También, había un jefe de la sinagoga; él tenía una hija enferma. Cuando ella se murió, Jesús levantó la
niña. Jesús dijo a estas dos persona que
por el camino de su fe, la sanación podían entrar en sus vidas. Estos ejemplos de fe estaban conmigo cuando
escuchaba sobre la visita de Jesús a su pueblo en el Evangelio de hoy. En lugar de recibir la admiración de la
gente, ellos preguntaron su autoridad.
Al fin de esta lectura, Jesús lamentaba la falta de la fe que El veía en
la gente.
Nuestra
fe empieza con una gracia de Dios, con un don de Dios. Nuestra fe no es algo que podemos iniciar por
nosotros mismos. Pero, no es fe
verdaderamente si la guardamos escondida, si no queremos utilizarla o
correr riesgos con nuestra fe. Hay una
oración tradicional de San Ignacio de Loyola del siglo decimosexto
que habla sobre nuestra fe:
“Tome, Señor, y reciba
toda mi libertad,
mi memoria, mi
entendimiento y toda mi
voluntad, todo mi haber y
mi poseer,
Usted me lo dio, a Usted,
Señor, lo torno.
Todo es suyo.
Disponga a toda su
voluntad,
déme su amor y su gracia
que ésta me basta.”
Recibimos tanto de Dios –
recibimos nuestra fe de Dios. Pero si no
devolvemos esta fe a Dios – si no ponemos esta fe al servicio de Dios – no es
la fe verdadera.
Cuando Pablo estaba predicando la palabra de Dios a los
gentiles del mundo anciano, él estaba competiendo con otros grupos en el
reino romano. Los corintios tenían un
templo edificado en honor de los dioses paganos. Corinto era un centro de poder
económico y político, y el centro de un campeonato atlético cada dos años. Pablo no tenía las ganas de alardear de sus
conocimientos y de su relación con Jesucristo, del poder que tenía en la
Iglesia. En lugar de eso, Pablo podía
decir que quería alardear de sus debilidades, porque en sus debilidades él
puede dar vida al poder de Cristo en su alma.

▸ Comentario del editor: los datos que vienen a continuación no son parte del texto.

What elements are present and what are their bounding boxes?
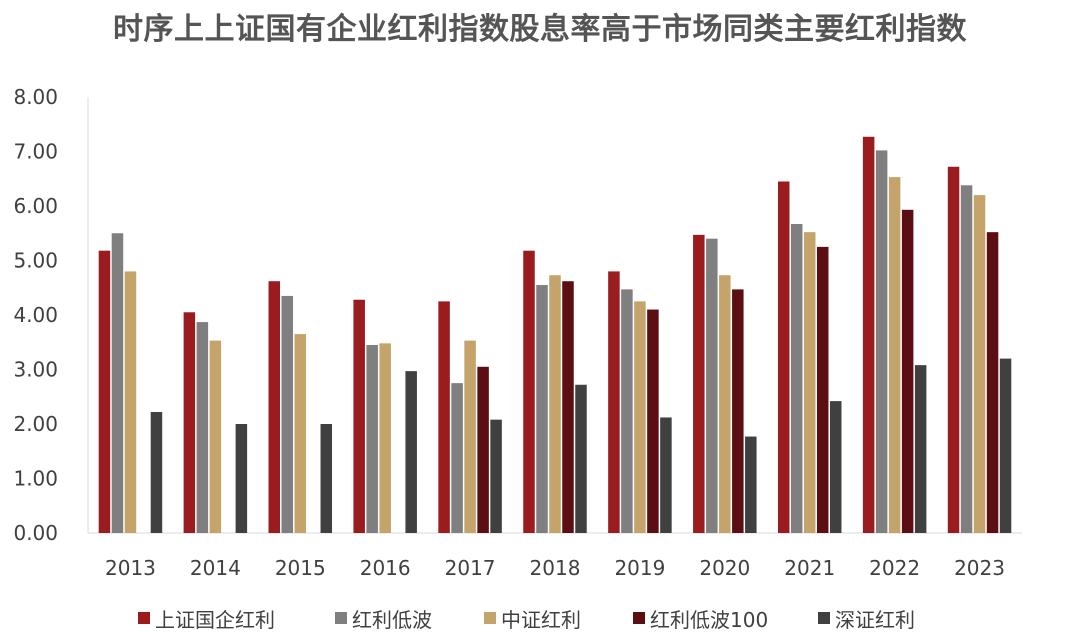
- legend-swatch: [818, 612, 830, 624]
- bar: [490, 419, 502, 533]
- bar: [549, 275, 561, 533]
- y-tick-label: 3.00: [13, 358, 58, 382]
- x-tick-label: 2020: [699, 556, 750, 580]
- bar: [451, 383, 463, 533]
- y-tick-label: 8.00: [13, 85, 58, 109]
- bar: [914, 365, 927, 533]
- bar: [829, 401, 842, 533]
- bar: [575, 384, 587, 533]
- bar: [320, 424, 333, 533]
- bar: [660, 417, 672, 533]
- bar: [973, 195, 986, 533]
- bar: [477, 366, 489, 533]
- bar: [438, 301, 450, 533]
- bar: [999, 358, 1012, 533]
- legend-label: 红利低波: [352, 608, 432, 632]
- legend-label: 中证红利: [501, 608, 581, 632]
- x-tick-label: 2023: [954, 556, 1005, 580]
- x-tick-label: 2021: [784, 556, 835, 580]
- x-tick-label: 2016: [360, 556, 411, 580]
- bar: [562, 281, 574, 533]
- bars: [98, 136, 1012, 534]
- bar: [888, 177, 901, 534]
- bar: [111, 233, 124, 533]
- bar: [464, 340, 476, 533]
- bar: [150, 412, 163, 533]
- bar: [353, 299, 365, 533]
- bar: [209, 340, 222, 533]
- bar: [986, 232, 999, 533]
- y-tick-label: 7.00: [13, 140, 58, 164]
- bar: [124, 271, 137, 533]
- bar: [608, 271, 620, 533]
- bar: [862, 136, 875, 533]
- bar: [405, 371, 417, 533]
- x-tick-label: 2022: [869, 556, 920, 580]
- y-tick-label: 5.00: [13, 249, 58, 273]
- bar: [875, 150, 888, 533]
- bar: [719, 275, 731, 533]
- bar: [647, 309, 659, 533]
- bar: [196, 322, 209, 533]
- y-axis: 0.00 1.00 2.00 3.00 4.00 5.00 6.00 7.00 8.00: [13, 85, 89, 545]
- bar: [706, 238, 718, 533]
- bar: [777, 181, 790, 533]
- bar: [901, 209, 914, 533]
- legend-swatch: [484, 612, 496, 624]
- legend: 上证国企红利 红利低波 中证红利 红利低波100 深证红利: [138, 608, 915, 632]
- x-tick-label: 2018: [530, 556, 581, 580]
- bar: [947, 166, 960, 533]
- bar: [294, 334, 307, 533]
- x-tick-label: 2014: [190, 556, 241, 580]
- x-tick-label: 2015: [275, 556, 326, 580]
- bar: [621, 289, 633, 533]
- bar: [523, 250, 535, 533]
- bar: [745, 436, 757, 533]
- legend-label: 上证国企红利: [155, 608, 275, 632]
- bar: [183, 312, 196, 533]
- bar: [634, 301, 646, 533]
- legend-label: 红利低波100: [650, 608, 768, 632]
- bar: [790, 223, 803, 534]
- bar: [803, 232, 816, 533]
- legend-swatch: [335, 612, 347, 624]
- x-tick-label: 2013: [105, 556, 156, 580]
- legend-swatch: [138, 612, 150, 624]
- y-tick-label: 6.00: [13, 194, 58, 218]
- bar: [816, 246, 829, 533]
- y-tick-label: 1.00: [13, 467, 58, 491]
- legend-label: 深证红利: [835, 608, 915, 632]
- bar: [235, 424, 248, 533]
- y-tick-label: 4.00: [13, 303, 58, 327]
- bar: [281, 295, 294, 533]
- y-tick-label: 2.00: [13, 412, 58, 436]
- bar: [379, 343, 391, 533]
- bar: [98, 250, 111, 533]
- bar: [536, 285, 548, 533]
- bar: [732, 289, 744, 533]
- bar: [693, 234, 705, 533]
- y-tick-label: 0.00: [13, 521, 58, 545]
- legend-swatch: [633, 612, 645, 624]
- x-tick-label: 2017: [445, 556, 496, 580]
- x-axis: 2013 2014 2015 2016 2017 2018 2019 2020 2021 2022…: [88, 532, 1022, 580]
- bar: [366, 344, 378, 533]
- chart-title: 时序上上证国有企业红利指数股息率高于市场同类主要红利指数: [113, 12, 967, 47]
- bar: [960, 185, 973, 534]
- x-tick-label: 2019: [614, 556, 665, 580]
- bar: [268, 281, 281, 533]
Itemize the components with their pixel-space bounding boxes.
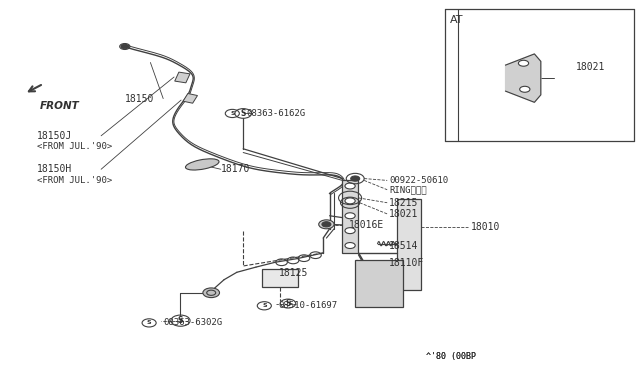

Vivimos en la realidad de la muerte y la resurrección de Cristo
diariamente en nuestro camino como sus seguidores. Si damos permiso a Cristo para vivir en
nosotros, si damos permiso a nosotros mismos para tener fe en El, entonces
podemos dejar una senda del mensaje de la muerte y la resurrección de
Jesucristo donde caminamos. Nuestra fe,
nuestra vida que tenemos en Cristo, el poder de Cristo que brilla en nuestras
debilidades y los defectos, tendremos vida más allá de nuestras
capacidades. Entonces nuestra fe tocarán
unas vidas que no nos daremos cuenta, y nuestra fe irá a los lugares que
nosotros mismos no vamos. Nuestra fe
tendrá su propia vida. Aún si no
rendimos a Cristo, si no unimos con El, no podemos ser seguidor verdadero en su
plenitud.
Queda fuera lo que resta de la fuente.